A plethora of new young artistes energised the musical soundscape this year. Sometimes it felt like the people themselves morphed into musical notes that resonated and gyrated through Carnival 2025’s spectacularly beautiful blue sky days.
I am painting this word picture - inadequate as it may be in capturing that subtle yet exuberant essence that is the joy of a people rediscovering the liberty and freedom of creativity and oneness in the spirit - because I want Port-of -Spain and by extension all of T&T and the entire world to know that PoS is a City of Music!
UNESCO, the international cultural and scientific organisation, granted our capital city this accolade in 2019, making it one of only 76 cities with that designation out of the 10,000+ cities in the world. PoS, consequently, becomes part of the Creative Cities Network, whose mission is to challenge cities to use the spirit-giving power of the musical arts to create celebratory spaces that in turn become engines for creating municipal wealth and well-being.
When I asked people randomly over the Carnival season, if they were aware of this honour granted to PoS, very few knew. People were surprised and pleased and then a little bit saddened that we had not made greater use of this very special branding, especially at a time when we are known for more negative attributes.
Hear Bunji Garlin’s opening lyrics to Carry It: “Yes, I can hear them saying, boy stop living in the past/Where can I find that energy, the raw raw magic that comes down from the grassroots?”
What infused the Carnival frequencies this year was a certain nostalgia for the underlying unity that celebrates the fullness of T&T’s diversity— times of deeper community in the panyards and neighbourhoods, of calypsonians’ extempo, of handmade costumes. Machel Montano, having had time to reflect and study, hearkened back to the “ca” in soca. Both Machel and Bunji embraced chutney as a form and continued welding it into soca, an integration started by Sundar Popo and Drupatee Ramgoonai and continued with Bollywood music.
In doing so, they give life to the beautiful metaphor of magical energy coming down from the grassroots. A paradox, since roots are already on the ground and underground. That contradiction is the essence of the musical innovation that epitomises T&T. From biscuit tins and oil drums to Winston “Spree” Simon and Elie Manette and the continuing innovations and evolution of our national instrument. Not so much past but heritage, a continuous flow of merging and fusing, taking relevant elements of our astonishing multi-culturalism and reimagining and reordering them into a new expression of present “nowness.”

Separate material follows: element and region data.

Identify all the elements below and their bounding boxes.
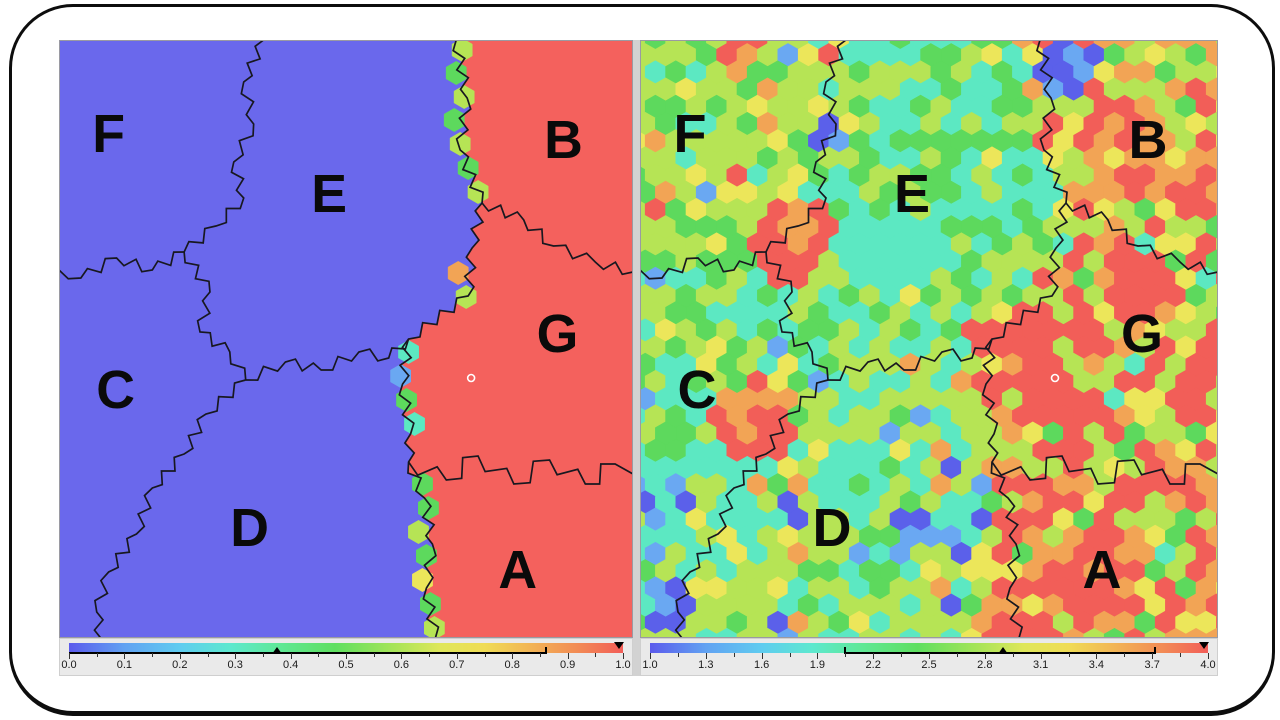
tick-label: 0.1	[116, 659, 133, 671]
region-label-B: B	[1129, 110, 1168, 170]
colorbar-gradient-strip	[650, 642, 1209, 654]
map-marker-circle	[466, 373, 476, 383]
tick-label: 1.6	[753, 659, 770, 671]
tick-label: 0.5	[338, 659, 354, 671]
region-label-F: F	[674, 104, 707, 164]
mean-marker-triangle	[998, 647, 1009, 654]
mean-marker-triangle	[271, 647, 282, 654]
tick-label: 1.3	[698, 659, 714, 671]
hex-mosaic	[640, 40, 1218, 638]
region-label-G: G	[1121, 304, 1163, 364]
colorbar-ticks	[69, 653, 624, 659]
region-label-F: F	[92, 104, 125, 164]
colorbar-ticks	[650, 653, 1209, 659]
tick-label: 1.0	[642, 659, 658, 671]
component-map-svg[interactable]: F E B C G D A	[640, 40, 1218, 638]
tick-label: 0.6	[393, 659, 410, 671]
region-labels: F E B C G D A	[674, 104, 1168, 600]
region-label-D: D	[813, 498, 852, 558]
max-marker-triangle	[614, 642, 624, 649]
tick-label: 0.2	[172, 659, 188, 671]
tick-label: 2.8	[977, 659, 993, 671]
tick-label: 0.8	[504, 659, 520, 671]
region-boundaries	[59, 40, 633, 638]
max-marker-triangle	[1199, 642, 1209, 649]
tick-label: 0.3	[227, 659, 243, 671]
region-label-E: E	[894, 164, 930, 224]
region-label-B: B	[544, 110, 583, 170]
region-label-G: G	[537, 304, 579, 364]
tick-label: 2.5	[921, 659, 937, 671]
panel-divider	[633, 40, 640, 676]
region-label-E: E	[311, 164, 347, 224]
colorbar-tick-labels: 1.0 1.3 1.6 1.9 2.2 2.5 2.8 3.1 3.4 3.7 4.0	[642, 659, 1215, 673]
colorbar-gradient-strip	[69, 642, 624, 654]
tick-label: 3.1	[1032, 659, 1049, 671]
tick-label: 4.0	[1200, 659, 1216, 671]
tick-label: 3.7	[1144, 659, 1160, 671]
tick-label: 2.2	[865, 659, 881, 671]
tick-label: 1.0	[615, 659, 631, 671]
region-label-A: A	[498, 540, 537, 600]
red-cluster-area	[399, 40, 633, 638]
range-indicator-line	[69, 647, 547, 654]
region-label-D: D	[230, 498, 269, 558]
region-label-A: A	[1083, 540, 1122, 600]
region-label-C: C	[96, 360, 135, 420]
tick-label: 0.9	[559, 659, 576, 671]
left-colorbar: 0.0 0.1 0.2 0.3 0.4 0.5 0.6 0.7 0.8 0.9 1.0	[59, 638, 633, 676]
component-map-panel[interactable]: F E B C G D A	[640, 40, 1218, 638]
region-labels: F E B C G D A	[92, 104, 583, 600]
map-marker-circle	[1050, 373, 1060, 383]
region-boundaries	[640, 40, 1218, 638]
tick-label: 0.0	[61, 659, 77, 671]
tick-label: 1.9	[809, 659, 826, 671]
cluster-map-panel[interactable]: F E B C G D A	[59, 40, 633, 638]
tick-label: 0.4	[282, 659, 299, 671]
cluster-map-svg[interactable]: F E B C G D A	[59, 40, 633, 638]
colorbar-tick-labels: 0.0 0.1 0.2 0.3 0.4 0.5 0.6 0.7 0.8 0.9 1.0	[61, 659, 630, 673]
tick-label: 0.7	[449, 659, 465, 671]
tick-label: 3.4	[1088, 659, 1105, 671]
right-colorbar: 1.0 1.3 1.6 1.9 2.2 2.5 2.8 3.1 3.4 3.7 4.0	[640, 638, 1218, 676]
region-label-C: C	[678, 360, 717, 420]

Before Mical Teja sings Higher Power, there is a chorus –indigenous Taino/Carib, African, Indian, birds chirping, water falling—all those heritage notes can be heard before we get to the substance “Spirits combine, Body and Mind.”
Imagine the music moving by itself. We are here to touch the evanescent bubbles of lives through our music. We, each of us, individually and collectively, can embrace ourselves as a City of Music and evolve new ways of celebrating our creativity and sharing it with the world. I call on each of us to “carry it!” We don’t have to wait for permission. Use the hashtag #POSCity of Music! And tell your stories. Let us make PoS alive with music throughout the year.